1987, c. 67, s. 112; 1989, c. 77, s. 54; 1991, c. 25, s. 76; 2009, c. 15, s. 86; 2013, c. 10, s. 34.
462.24. Sections 462.1 to 462.10 do not apply in respect of a transfer by an individual of property
(a)  as a payment of a premium under a registered retirement savings plan under which the individual’s spouse is, immediately after the transfer, the annuitant, within the meaning of section 905.1, to the extent that the premium is deductible in computing the income of the individual for a taxation year;
(a.1)  as an amount contributed under a provincial pension plan prescribed for the purposes of paragraph v of section 60 of the Income Tax Act (R.S.C. 1985, c. 1 (5th Suppl.)) under which the individual’s spouse is, immediately after the transfer, the annuitant within the meaning of paragraph b of section 905.1 or the owner of the account under the plan, to the extent that the amount does not exceed the amount by which the amount prescribed for the purposes of subparagraph ii of paragraph v of section 60 of the said Act for the year in respect of the plan exceeds the aggregate of all other contributions to the plan for the year to the account of the spouse under the plan;
(a.2)  as a payment of a contribution under a registered disability savings plan;
(b)  as a payment to another individual who is his spouse or a person who was under 18 years of age in a taxation year and with whom the individual does not deal at arm’s length or who is the nephew or niece of the individual of an amount that is deductible by the individual in computing his income for the year and is required to be included in computing the income of the other individual;
(c)  to the individual’s spouse, while the property, or a property substituted for it, is held under a tax-free savings account of which the spouse is the holder, to the extent that the spouse does not, at the time of the contribution of the property under that account, have an excess TFSA amount, as defined in subsection 1 of section 207.01 of the Income Tax Act.

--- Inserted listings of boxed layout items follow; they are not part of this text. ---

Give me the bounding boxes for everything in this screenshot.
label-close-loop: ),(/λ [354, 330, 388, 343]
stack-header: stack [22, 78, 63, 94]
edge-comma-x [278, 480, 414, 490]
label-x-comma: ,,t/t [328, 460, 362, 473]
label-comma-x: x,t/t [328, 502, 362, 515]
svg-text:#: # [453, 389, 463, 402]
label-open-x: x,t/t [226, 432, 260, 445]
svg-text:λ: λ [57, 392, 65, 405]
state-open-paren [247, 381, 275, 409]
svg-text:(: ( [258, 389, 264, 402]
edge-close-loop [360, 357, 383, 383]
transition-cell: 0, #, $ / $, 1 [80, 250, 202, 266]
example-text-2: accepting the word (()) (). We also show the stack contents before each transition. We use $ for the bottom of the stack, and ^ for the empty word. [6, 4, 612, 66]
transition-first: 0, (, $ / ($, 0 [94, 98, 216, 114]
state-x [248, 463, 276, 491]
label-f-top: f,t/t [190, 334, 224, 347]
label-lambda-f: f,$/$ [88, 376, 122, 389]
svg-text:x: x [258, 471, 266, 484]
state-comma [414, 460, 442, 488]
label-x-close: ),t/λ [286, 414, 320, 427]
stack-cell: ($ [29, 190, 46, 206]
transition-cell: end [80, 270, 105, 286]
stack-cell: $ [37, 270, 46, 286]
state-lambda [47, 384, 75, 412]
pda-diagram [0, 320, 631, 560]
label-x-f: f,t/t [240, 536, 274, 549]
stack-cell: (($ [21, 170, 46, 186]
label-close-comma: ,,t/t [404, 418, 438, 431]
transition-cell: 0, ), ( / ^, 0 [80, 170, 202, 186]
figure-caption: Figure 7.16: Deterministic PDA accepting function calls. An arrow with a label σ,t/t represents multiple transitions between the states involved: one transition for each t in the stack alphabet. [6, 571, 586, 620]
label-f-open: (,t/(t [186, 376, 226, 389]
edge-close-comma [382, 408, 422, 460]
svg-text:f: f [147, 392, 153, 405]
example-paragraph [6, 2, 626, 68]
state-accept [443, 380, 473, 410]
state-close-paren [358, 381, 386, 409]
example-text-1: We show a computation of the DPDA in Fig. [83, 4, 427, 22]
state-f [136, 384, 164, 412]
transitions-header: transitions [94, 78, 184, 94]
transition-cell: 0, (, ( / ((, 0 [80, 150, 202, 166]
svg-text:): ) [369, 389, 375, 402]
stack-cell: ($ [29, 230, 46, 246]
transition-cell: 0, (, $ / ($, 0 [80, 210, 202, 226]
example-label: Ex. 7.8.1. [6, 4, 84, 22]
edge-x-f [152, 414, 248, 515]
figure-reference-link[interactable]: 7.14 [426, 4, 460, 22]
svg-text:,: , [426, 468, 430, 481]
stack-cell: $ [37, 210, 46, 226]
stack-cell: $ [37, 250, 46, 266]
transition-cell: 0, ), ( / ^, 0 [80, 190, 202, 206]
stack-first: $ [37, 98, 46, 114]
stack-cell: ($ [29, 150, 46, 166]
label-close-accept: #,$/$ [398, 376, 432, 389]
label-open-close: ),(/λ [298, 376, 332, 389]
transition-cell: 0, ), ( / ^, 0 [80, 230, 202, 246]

1987, c. 67, s. 112; 1989, c. 77, s. 54; 1991, c. 25, s. 76; 2009, c. 15, s. 86.
462.24. Sections 462.1 to 462.10 do not apply in respect of a transfer by an individual of property
(a)  as a payment of a premium under a registered retirement savings plan under which the individual’s spouse is, immediately after the transfer, the annuitant, within the meaning of section 905.1, to the extent that the premium is deductible in computing the income of the individual for a taxation year;
(a.1)  as an amount contributed under a provincial pension plan prescribed for the purposes of paragraph v of section 60 of the Income Tax Act (Revised Statutes of Canada, 1985, chapter 1, 5th Supplement) under which the individual’s spouse is, immediately after the transfer, the annuitant within the meaning of paragraph b of section 905.1 or the owner of the account under the plan, to the extent that the amount does not exceed the amount by which the amount prescribed for the purposes of subparagraph ii of paragraph v of section 60 of the said Act for the year in respect of the plan exceeds the aggregate of all other contributions to the plan for the year to the account of the spouse under the plan;
(b)  as a payment to another individual who is his spouse or a person who was under 18 years of age in a taxation year and with whom the individual does not deal at arm’s length or who is the nephew or niece of the individual of an amount that is deductible by the individual in computing his income for the year and is required to be included in computing the income of the other individual.
1987, c. 67, s. 112; 1989, c. 77, s. 54; 1991, c. 25, s. 76.